Alison Swanson of the Scottish Allotments and Gardens Society delves into the magical world of herbs.

Happy with herbs
In an era where world happiness research is taken seriously it is high time we challenge old fashioned views about the purpose of allotments. Large yields of potatoes may well have been needed in times of war but nowadays we need spiritual and emotional sustenance too. Filling your plot with extravagant, luxurious, and magical plants such as herbs should therefore be encouraged. Fortunately, a vast range can be grown very easily.

Scottish Gardener:

Every allotment should have mint. This is brilliant with potatoes and superb with the heritage variety Pink Fir Apple. Mint is very easy to grow and being the ’Gloria Gaynor’ of the plant world will survive anywhere so long as it has enough to drink. Mint is very invasive so be prepared to rip up chunks of it regularly or keep it confined to pots. Alongside traditional Peppermint (Mentha piperita) another good variety is Spearmint (Mentha spicata) which is milder, or the hairy Bowles Mint (Mentha x villosa var. alopecuriodes). The rosy leaves of Eau de Cologne Mint (Mentha x piperita v. citrata), from which the perfume originates, smells nice and the plant is quite pretty too.True herbal ‘aficionados’ however would choose Lemon Balm (Melissa officinalis) instead. This is a completely different plant from mint but it is grown in the same way and the scent is absolutely gorgeous.

All varieties of mint and Lemon Balm can be grown from seed on the surface of moist compost in early to mid summer. Mint seeds should be left uncovered whereas Lemon Balm should have a light covering of compost on top. When the seedlings are large enough to handle transfer them to small pots and grow to around six inches in size before planting out. Alternatively, take the easy route and when no one is looking nip off a stalk from a plant you like, place in a glass of water and wait for roots to appear from the area where the leaves join the stalk. 

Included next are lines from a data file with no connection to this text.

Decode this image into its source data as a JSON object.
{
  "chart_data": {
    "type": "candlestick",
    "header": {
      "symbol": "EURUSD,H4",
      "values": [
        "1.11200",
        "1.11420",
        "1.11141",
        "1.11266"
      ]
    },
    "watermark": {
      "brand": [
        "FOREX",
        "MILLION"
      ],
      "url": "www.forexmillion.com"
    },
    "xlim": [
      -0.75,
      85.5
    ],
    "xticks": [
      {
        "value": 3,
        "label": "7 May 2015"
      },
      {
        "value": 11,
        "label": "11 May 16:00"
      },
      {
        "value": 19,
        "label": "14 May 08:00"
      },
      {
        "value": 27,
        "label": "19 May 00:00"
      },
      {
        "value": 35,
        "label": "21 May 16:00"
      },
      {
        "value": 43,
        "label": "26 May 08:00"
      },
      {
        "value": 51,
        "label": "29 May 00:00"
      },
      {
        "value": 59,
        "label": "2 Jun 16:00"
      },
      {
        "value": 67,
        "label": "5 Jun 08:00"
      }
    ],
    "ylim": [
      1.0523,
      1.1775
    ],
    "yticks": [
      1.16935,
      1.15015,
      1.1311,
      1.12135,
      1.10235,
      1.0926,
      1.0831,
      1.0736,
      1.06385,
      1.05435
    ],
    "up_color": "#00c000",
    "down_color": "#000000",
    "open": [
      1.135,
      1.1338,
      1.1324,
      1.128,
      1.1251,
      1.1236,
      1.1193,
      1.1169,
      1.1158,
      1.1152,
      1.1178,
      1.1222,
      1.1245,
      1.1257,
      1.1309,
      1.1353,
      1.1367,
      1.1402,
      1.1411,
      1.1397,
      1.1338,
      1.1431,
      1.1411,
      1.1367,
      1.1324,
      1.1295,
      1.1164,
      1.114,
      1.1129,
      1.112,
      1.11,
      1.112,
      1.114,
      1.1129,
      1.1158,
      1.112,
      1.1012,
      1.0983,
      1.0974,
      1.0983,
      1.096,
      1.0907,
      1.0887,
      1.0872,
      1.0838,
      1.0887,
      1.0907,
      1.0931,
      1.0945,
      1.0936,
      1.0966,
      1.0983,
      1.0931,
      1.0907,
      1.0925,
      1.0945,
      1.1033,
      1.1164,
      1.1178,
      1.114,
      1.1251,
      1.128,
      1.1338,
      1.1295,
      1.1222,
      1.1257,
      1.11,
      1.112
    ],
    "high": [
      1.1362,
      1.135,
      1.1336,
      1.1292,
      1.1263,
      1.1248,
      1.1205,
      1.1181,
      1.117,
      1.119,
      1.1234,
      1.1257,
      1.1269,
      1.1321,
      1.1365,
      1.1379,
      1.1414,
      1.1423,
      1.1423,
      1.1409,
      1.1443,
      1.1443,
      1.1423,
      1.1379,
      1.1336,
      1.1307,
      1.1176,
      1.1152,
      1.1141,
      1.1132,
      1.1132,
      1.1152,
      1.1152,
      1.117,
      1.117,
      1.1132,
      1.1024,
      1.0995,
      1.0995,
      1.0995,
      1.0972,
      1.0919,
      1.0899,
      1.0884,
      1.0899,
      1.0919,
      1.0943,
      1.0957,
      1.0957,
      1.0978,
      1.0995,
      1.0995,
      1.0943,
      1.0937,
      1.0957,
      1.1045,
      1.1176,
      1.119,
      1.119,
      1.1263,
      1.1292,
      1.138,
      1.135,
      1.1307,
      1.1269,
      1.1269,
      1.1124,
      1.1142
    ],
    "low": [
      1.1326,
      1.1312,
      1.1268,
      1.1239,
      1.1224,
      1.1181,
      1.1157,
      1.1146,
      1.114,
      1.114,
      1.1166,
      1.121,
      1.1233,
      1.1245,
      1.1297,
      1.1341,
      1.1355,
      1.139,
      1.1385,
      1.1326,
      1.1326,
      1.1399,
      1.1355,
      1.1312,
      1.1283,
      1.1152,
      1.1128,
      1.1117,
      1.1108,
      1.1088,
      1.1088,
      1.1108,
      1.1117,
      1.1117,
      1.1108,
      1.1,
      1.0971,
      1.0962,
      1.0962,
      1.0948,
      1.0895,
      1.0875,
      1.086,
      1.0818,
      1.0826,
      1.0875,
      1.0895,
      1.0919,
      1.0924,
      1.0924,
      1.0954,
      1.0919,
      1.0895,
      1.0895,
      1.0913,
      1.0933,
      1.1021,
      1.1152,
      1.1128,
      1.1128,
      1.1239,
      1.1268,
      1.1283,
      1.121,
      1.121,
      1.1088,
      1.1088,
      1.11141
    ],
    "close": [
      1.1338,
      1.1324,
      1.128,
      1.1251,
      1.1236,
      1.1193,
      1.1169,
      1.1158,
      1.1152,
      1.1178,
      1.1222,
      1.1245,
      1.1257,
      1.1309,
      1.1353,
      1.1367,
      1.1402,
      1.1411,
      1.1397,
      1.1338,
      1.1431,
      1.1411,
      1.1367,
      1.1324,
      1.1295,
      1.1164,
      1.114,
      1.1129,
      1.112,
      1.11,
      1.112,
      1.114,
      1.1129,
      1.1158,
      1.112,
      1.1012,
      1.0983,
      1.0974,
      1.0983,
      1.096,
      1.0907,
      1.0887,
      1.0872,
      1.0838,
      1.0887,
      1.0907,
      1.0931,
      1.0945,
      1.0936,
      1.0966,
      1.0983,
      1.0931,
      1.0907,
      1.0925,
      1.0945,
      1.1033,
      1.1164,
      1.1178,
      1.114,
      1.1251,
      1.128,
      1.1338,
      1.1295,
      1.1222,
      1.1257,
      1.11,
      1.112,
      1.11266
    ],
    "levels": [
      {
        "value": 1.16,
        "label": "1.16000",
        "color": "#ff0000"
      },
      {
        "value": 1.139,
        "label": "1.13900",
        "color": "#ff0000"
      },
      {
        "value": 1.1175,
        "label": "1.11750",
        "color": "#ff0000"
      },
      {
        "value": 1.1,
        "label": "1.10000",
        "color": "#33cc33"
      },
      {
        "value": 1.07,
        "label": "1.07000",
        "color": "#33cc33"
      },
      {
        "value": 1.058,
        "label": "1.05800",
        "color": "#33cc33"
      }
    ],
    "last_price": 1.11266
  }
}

The single most important herb to enhance the flavour of home grown tomatoes is Basil. This is also easy but it is only partially hardy and can’t be neglected like mint. Sow Basil seed evenly in small pots of compost from around May when the spring sun has warmed the air. An unheated frost free greenhouse, cold frame or poly tunnel is a good place. Cover the seeds with a little compost and keep them moist. Seedling should be grown on in a warm place and make sure there is a good circulation of air because basil is susceptible to botrytis (grey mould). Keep sowing, eating and appreciating while you can as basil will naturally die off when autumn days shorten and the weather cools. Traditional Sweet Basil (Ocimum basilicum) is brilliant for salads and sauces but there are other interesting varieties not available in the shops to try too. Lemon Basil (Ocimum citriodorum) is quite fresh and Bush Basil Ocimum miimum), has tiny leaves, eliminating the need to chop it.

Scottish Gardener:

Botanically speaking, herbs are any non woody plants with seeds that die down to ground level in the winter. Being a shrub, Elder (Sambuccus nigra) doesn’t actually qualify, but given its many uses and magical properties it should. The creamy flat inflorescence produced around June is delicious in cordial and the berries, added to jams and drinks later in the season, provide vitamin C and a rich red colour. It is important to avoid using any green parts such as stalks or leaves because these are toxic. Elders can grow quite large but never chop one down. According to folklore this will upset the goddess who lives in the tree and who will seek revenge. It is therefore probably wise to only grow this in a big plot or alternatively to seek a nice small variety like Sambucus calicarpa which is barely bigger than a blackcurrant bush and if the committee ever question you about having a tree in your plot, just say it’s a big herb.

Being adventurous
It is possible with a little research to easily grow perfume, natural dyes, tea medicines, and even spells down the plot. For example, try sowing Woad (Isatis tinctoria) in spring for dye and Sage (Salvia officianalis) to add to pumpkins. Evening Primrose (Oenothera biennis) is another easy herb from seed which, in addition to its medicinal properties, has roots which taste of parsnips. The world of herbs is great fun and allotmenteers can experiment to their hearts’ delight.